In the Center for Puppetry Arts’ atrium, a coterie of America’s puppetry elite stand in a semicircle, contemplating an acrylic-encased Miss Piggy. The starry-eyed swine sports the feathery boa and sarong she wore in 1996’s Muppet Treasure Island, her curlicue locks blonde as ever. “She’s beautiful,” says Bonnie Erickson, who created Miss Piggy and now directs the Jim Henson Legacy. “She gets better and better.”
Leaders of the Midtown center, already home to one of America’s largest puppet collections, hope to elicit reactions like Erickson’s from a more global visitor base. A 16,000-square-foot expansion is forging ahead this summer, with hopes of wrapping during the 2015 summer tourist season. Coincidentally, next year also marks the sixtieth birthday of Miss Piggy’s little green beau.
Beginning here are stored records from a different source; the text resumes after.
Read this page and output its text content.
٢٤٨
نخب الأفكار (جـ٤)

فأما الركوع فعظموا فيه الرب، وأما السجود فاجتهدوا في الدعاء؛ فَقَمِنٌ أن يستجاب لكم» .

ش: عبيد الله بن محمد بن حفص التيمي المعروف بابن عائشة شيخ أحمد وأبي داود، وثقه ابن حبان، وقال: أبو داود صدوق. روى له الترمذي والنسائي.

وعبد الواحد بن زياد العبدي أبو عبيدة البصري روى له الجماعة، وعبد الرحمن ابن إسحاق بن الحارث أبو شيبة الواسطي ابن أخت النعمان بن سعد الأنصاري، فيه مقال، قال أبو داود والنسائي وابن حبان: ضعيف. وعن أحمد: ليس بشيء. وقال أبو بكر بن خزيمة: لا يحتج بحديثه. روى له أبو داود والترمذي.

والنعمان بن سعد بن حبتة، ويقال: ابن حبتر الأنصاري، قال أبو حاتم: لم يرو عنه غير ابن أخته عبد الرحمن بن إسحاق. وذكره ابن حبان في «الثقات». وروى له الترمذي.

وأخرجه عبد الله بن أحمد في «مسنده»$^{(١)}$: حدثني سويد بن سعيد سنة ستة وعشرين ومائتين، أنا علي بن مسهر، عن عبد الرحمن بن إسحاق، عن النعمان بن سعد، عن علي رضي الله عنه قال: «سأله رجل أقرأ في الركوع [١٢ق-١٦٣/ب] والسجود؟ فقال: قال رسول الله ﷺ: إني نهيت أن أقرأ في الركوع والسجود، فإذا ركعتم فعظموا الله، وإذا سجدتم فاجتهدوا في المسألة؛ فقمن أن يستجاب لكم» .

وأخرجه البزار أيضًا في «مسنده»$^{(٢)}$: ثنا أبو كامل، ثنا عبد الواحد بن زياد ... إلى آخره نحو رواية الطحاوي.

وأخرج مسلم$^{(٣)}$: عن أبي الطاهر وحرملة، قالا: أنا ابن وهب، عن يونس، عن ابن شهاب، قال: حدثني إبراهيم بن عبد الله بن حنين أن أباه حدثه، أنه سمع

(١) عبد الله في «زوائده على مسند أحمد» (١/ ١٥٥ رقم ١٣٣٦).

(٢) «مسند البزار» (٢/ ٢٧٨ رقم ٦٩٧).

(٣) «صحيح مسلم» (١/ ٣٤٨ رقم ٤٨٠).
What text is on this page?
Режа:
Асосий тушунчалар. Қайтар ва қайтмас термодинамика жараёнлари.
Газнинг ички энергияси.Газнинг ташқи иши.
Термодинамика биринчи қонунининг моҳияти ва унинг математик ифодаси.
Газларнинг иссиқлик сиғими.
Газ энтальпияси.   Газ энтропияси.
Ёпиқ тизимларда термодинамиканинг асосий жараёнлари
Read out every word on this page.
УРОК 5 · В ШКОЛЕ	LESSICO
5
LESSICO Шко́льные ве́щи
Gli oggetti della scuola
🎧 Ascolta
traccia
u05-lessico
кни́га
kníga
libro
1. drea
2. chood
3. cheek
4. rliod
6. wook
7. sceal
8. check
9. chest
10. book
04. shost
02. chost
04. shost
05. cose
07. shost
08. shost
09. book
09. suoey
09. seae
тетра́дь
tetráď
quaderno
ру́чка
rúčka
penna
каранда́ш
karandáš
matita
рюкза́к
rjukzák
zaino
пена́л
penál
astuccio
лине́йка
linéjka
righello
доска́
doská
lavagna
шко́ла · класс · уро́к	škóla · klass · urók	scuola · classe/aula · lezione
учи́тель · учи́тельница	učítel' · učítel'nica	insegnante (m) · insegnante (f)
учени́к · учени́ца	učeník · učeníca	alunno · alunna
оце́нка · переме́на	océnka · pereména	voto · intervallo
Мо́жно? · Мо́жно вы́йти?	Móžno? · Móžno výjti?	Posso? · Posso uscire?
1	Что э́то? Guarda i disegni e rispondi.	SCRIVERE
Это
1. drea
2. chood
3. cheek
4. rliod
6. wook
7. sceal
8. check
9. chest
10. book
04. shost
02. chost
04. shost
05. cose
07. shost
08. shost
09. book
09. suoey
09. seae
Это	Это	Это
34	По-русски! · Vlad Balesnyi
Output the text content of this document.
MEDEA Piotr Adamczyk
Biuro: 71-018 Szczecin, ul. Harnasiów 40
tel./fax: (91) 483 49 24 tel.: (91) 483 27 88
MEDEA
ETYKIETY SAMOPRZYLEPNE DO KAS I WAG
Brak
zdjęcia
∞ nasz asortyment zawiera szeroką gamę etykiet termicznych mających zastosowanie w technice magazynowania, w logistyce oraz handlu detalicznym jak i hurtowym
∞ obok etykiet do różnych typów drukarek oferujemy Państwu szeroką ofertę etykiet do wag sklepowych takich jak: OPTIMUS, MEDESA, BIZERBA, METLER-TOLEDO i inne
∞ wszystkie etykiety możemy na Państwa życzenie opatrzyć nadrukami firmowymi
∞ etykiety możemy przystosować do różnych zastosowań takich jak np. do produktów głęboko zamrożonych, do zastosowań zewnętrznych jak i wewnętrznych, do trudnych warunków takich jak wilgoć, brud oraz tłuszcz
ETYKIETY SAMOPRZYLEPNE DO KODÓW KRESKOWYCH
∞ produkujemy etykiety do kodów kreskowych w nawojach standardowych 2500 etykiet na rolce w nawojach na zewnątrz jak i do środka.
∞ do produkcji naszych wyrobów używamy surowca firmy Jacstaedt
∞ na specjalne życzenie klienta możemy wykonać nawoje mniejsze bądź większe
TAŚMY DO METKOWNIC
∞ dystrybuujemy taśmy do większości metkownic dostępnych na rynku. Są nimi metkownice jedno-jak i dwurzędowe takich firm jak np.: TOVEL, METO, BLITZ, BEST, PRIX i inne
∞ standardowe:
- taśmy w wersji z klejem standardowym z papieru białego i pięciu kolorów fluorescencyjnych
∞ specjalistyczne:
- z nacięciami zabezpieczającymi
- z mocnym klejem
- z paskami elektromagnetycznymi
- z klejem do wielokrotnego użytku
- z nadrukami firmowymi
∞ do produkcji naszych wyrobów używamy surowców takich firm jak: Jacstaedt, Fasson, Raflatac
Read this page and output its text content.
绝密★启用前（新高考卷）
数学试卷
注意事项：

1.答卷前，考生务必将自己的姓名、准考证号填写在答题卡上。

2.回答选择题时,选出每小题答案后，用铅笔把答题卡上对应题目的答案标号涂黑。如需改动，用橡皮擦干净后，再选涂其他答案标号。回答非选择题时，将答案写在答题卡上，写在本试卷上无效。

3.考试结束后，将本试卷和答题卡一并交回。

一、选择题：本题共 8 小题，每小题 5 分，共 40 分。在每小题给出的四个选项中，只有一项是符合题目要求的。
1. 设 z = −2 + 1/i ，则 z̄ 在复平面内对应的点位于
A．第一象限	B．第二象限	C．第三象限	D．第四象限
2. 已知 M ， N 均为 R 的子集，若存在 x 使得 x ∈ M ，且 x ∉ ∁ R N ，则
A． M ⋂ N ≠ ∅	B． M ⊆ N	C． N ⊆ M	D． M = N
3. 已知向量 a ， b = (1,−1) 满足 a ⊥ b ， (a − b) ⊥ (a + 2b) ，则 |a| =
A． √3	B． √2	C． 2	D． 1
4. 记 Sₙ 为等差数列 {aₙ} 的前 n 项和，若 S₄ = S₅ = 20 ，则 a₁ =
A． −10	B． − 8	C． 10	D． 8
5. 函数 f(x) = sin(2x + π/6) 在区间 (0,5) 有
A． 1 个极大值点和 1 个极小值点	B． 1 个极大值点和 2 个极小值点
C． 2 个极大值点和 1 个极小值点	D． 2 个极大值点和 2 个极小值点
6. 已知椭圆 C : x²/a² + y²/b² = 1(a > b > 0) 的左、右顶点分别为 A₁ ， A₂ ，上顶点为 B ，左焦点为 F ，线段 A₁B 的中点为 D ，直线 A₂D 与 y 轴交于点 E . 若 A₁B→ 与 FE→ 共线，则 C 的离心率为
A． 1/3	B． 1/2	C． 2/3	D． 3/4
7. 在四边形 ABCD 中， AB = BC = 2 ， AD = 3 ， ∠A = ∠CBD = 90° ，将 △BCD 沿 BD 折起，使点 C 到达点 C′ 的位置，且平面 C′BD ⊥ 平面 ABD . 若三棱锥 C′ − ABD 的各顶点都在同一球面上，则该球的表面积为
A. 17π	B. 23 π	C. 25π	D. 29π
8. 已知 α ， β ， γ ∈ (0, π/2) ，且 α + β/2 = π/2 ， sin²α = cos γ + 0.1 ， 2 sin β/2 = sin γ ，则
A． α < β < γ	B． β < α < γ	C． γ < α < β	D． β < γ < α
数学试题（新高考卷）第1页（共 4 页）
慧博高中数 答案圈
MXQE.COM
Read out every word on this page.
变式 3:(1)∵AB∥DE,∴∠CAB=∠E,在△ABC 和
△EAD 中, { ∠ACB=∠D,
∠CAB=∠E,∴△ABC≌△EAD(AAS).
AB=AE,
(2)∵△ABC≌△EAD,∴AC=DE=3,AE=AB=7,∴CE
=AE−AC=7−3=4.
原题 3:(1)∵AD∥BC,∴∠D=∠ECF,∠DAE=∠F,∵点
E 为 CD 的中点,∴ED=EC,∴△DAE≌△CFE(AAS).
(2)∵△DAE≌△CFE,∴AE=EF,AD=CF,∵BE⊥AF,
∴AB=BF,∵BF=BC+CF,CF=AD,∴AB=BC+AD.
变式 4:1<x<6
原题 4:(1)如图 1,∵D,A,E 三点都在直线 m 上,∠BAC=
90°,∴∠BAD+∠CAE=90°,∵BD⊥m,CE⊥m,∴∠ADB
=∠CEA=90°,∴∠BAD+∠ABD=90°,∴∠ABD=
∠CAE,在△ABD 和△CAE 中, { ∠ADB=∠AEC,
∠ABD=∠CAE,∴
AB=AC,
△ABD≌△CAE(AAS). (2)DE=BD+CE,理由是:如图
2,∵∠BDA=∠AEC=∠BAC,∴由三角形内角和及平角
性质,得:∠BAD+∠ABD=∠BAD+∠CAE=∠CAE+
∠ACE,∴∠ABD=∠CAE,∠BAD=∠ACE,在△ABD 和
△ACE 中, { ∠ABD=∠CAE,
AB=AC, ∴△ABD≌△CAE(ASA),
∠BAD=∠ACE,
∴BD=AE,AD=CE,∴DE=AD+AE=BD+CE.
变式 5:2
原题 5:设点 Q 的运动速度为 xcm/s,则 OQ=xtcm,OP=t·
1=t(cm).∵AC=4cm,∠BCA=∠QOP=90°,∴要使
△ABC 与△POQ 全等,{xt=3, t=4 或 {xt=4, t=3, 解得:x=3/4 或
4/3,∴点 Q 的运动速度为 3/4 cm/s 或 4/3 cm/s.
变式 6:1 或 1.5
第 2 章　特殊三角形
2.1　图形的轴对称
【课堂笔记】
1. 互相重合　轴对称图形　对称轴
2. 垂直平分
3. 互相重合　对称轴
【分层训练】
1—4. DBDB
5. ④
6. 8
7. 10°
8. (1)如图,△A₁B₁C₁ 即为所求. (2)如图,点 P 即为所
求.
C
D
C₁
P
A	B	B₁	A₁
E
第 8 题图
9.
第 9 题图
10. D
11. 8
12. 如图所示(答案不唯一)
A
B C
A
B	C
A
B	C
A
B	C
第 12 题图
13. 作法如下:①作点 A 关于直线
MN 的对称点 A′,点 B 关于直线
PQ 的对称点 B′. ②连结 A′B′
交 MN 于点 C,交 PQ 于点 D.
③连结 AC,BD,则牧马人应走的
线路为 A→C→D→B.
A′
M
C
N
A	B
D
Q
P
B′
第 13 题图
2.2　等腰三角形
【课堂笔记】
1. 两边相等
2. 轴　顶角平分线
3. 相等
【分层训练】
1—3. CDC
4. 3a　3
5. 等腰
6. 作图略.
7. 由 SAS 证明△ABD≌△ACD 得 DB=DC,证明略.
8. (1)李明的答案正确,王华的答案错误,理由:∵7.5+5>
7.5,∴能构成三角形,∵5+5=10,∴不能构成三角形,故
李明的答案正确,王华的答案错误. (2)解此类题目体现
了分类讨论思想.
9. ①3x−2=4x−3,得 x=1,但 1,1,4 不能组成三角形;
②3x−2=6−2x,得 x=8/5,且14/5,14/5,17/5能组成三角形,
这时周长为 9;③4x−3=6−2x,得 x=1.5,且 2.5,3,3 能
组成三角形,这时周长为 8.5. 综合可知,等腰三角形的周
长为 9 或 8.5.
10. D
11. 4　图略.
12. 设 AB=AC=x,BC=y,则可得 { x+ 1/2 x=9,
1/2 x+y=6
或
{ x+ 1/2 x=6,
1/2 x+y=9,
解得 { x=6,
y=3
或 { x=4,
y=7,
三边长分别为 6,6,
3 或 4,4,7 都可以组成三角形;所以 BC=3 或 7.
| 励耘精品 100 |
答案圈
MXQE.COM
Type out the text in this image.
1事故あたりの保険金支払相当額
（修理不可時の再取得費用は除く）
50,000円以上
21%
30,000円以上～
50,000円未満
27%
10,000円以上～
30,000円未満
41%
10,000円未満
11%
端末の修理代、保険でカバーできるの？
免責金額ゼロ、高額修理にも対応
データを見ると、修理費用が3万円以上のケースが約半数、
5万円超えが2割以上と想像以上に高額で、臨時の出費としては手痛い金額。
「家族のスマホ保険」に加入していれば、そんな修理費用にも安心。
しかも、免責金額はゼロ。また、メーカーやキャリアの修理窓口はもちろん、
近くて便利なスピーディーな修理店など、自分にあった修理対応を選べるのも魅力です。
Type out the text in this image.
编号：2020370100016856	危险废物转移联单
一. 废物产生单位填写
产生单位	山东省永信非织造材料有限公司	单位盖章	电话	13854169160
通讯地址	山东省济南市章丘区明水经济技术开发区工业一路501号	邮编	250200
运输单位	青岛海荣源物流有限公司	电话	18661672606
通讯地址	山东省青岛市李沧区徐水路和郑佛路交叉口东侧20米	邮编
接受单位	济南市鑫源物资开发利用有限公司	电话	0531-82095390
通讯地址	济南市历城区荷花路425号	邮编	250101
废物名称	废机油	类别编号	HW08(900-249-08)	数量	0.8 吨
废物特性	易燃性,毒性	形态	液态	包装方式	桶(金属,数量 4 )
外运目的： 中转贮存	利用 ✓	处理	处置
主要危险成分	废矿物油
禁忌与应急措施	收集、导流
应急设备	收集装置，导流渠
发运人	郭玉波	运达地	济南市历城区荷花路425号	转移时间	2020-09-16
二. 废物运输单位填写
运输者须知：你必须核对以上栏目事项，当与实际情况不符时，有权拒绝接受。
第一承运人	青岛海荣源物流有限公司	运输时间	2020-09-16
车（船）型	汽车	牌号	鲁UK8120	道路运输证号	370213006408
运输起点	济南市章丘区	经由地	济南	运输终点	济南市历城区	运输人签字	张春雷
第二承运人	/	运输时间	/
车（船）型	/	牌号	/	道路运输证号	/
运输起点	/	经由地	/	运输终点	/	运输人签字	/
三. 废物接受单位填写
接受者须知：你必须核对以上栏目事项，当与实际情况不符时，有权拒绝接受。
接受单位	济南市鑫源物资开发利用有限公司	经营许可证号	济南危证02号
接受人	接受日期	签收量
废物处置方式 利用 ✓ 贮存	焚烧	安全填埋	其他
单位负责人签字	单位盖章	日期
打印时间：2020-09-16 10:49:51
The $14 million–plus expansion, funded by private and corporate donations, will bring the center’s hodgepodge of museum, theater, and workshops to the lip of Spring Street, juxtaposing a sweeping modern structure with the center’s current home, the former Spring Street Elementary School. Visitors will pass under a new electronic marquee to find a vast array of international puppetry artifacts—including rarely displayed Mesoamerican pieces that predate Columbus’s westward voyage—and a rotating exhibit pulled from more than 400 objects built by Henson and his colleagues, courtesy of a bulk donation that was initiated in 2007. Expect an interactive exhibit inspired by Henson’s workshop and iconic, one-of-a-kind puppets such as Big Bird, Elmo, and those strangely perky Fraggle Rock creatures. Together it will be the largest Henson collection in the world. “If you’re a Henson nut, you’ll see a lot of the stuff you like,” says Vince Anthony, center founder and executive director.
The center itself was partly Henson’s idea. In the 1970s, the Mississippi native brainstormed the idea of an international puppetry center with Anthony, who was the Atlanta-based president of Puppeteers of America. Henson supported the facility with appearances and donations until his death in 1990. The center “was very much a part of his whole life,” says Erickson. “The family’s very committed to what’s happening here.”
On average, the center draws 150,000 visitors annually. Most come for the shows and workshops; only about 7,500 buy tickets just for the museum. With expanded facilities to showcase the Henson treasures, officials expect museum attendance to at least double. Anthony envisions the center working in concert with intown attractions (especially those around Centennial Park) instead of competing with them. “More choices will make coming to Atlanta better,” he says. “You’ll want to come here because you have so many options.”